Old Sarum in Wiltshire, the site of Salisbury’s original cathedral, has also been attacked multiple times, and Wiltshire Constabulary have appealed for witnesses.
Most of the more-than-400 sites in the care of English Heritage are unstaffed and free to enter. The charity is reviewing its security arrangements.
Metal detecting has been a hobby for many since detectors first became available on the mass market in the 1970s.
English Heritage said that in 2019 there were 12 recorded incidents of illegal metal detecting at its sites, with four sites alone targeted in December.
It said that ‘the sheer scale of the attacks, with up to 75 holes found to have been dug at each site’ was of particular concern.
HOW DO METAL DETECTORS WORK?
The invention of the metal detector cannot be truly claimed by one person.
It is a combination and amalgamation of several different pieces of technology.
Alexander Graham Bell did fashion a device that was an electromagnetic, metal locating machine.
This was based on a device invented by physicist Heinrich Wilhelm Dove.
Sometime later, an engineer Gerhard Fischer, filed a patent regarding a design.
A metal detector consists of a stabiliser, control box, shaft, and search coil.
It is the two coils that are actually responsible for the detection of metal.
The outer coil is the transmitter coil while the inner coil is the receiver coil.
This works to detect and amplify frequencies.
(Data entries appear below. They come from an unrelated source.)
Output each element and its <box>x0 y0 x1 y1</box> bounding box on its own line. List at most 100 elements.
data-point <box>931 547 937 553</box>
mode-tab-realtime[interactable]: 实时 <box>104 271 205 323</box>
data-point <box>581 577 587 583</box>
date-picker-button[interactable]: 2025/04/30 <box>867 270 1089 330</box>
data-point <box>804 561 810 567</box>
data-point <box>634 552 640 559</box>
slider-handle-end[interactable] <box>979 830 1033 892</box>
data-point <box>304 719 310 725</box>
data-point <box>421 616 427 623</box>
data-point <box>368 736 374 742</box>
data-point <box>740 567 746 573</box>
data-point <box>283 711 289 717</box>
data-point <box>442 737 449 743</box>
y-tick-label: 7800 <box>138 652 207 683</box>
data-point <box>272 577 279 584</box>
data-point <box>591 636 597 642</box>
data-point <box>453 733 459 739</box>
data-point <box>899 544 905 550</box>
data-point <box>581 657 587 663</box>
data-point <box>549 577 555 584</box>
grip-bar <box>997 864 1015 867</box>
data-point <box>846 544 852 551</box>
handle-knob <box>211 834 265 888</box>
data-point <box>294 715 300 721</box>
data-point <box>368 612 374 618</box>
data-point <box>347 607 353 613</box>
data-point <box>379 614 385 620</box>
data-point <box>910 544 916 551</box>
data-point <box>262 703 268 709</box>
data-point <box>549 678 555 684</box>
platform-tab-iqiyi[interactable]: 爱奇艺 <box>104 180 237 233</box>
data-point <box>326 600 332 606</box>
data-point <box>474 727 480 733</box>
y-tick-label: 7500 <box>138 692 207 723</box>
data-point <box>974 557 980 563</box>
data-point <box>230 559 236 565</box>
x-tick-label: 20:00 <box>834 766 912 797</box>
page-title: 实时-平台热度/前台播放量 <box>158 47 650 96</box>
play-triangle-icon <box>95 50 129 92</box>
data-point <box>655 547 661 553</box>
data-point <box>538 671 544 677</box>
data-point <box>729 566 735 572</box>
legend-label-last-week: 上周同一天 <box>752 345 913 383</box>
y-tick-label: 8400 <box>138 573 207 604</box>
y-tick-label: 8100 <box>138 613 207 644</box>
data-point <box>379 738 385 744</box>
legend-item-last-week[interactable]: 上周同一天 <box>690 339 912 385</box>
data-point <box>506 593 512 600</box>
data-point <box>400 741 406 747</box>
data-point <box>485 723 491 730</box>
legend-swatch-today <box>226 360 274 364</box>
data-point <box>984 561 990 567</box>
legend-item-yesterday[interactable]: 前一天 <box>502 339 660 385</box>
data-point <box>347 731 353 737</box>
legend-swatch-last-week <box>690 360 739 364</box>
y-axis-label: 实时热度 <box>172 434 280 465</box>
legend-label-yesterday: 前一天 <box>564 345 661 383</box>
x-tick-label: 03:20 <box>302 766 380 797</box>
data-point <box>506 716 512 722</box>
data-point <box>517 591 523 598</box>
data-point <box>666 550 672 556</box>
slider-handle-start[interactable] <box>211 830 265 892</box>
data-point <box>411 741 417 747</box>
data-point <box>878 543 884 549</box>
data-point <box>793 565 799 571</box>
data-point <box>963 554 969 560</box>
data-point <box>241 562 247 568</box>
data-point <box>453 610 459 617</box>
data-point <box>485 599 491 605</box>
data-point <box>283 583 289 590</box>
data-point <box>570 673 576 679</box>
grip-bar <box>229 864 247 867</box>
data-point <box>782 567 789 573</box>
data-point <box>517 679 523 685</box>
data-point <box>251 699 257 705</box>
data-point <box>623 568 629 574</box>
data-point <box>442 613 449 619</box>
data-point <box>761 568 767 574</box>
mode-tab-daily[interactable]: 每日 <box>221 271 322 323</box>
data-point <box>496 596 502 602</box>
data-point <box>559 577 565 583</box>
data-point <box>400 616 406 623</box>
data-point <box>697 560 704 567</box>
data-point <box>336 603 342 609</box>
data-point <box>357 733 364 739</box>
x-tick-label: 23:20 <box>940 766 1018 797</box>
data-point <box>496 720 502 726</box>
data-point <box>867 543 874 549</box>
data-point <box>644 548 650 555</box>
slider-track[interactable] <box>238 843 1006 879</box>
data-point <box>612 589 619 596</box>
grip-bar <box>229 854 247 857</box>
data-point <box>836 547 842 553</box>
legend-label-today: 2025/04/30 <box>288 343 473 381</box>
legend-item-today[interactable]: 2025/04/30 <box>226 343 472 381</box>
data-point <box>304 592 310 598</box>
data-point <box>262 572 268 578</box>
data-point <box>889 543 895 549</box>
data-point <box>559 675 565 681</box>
This type of technology is known as Very Low Frequency or VLF technology.
When electricity is provided to this transmitter coil, there is a magnetic field created around the coil.
This is the same science behind electromagnets.
When the machine wafts over metal the electrons in the metal – due to its metallic bonding and sea of electrons surrounding a fixed positively charged mass – are affected by the magnetic field.
The change in the electrons triggers a tiny electrical field in the metal object which alters the frequency of the metal detector.
This indicates metal is present.
More advanced metal detectors are also able of differentiating between different types of metal ad the frequency change is different and therefore the pitch of the note is altered.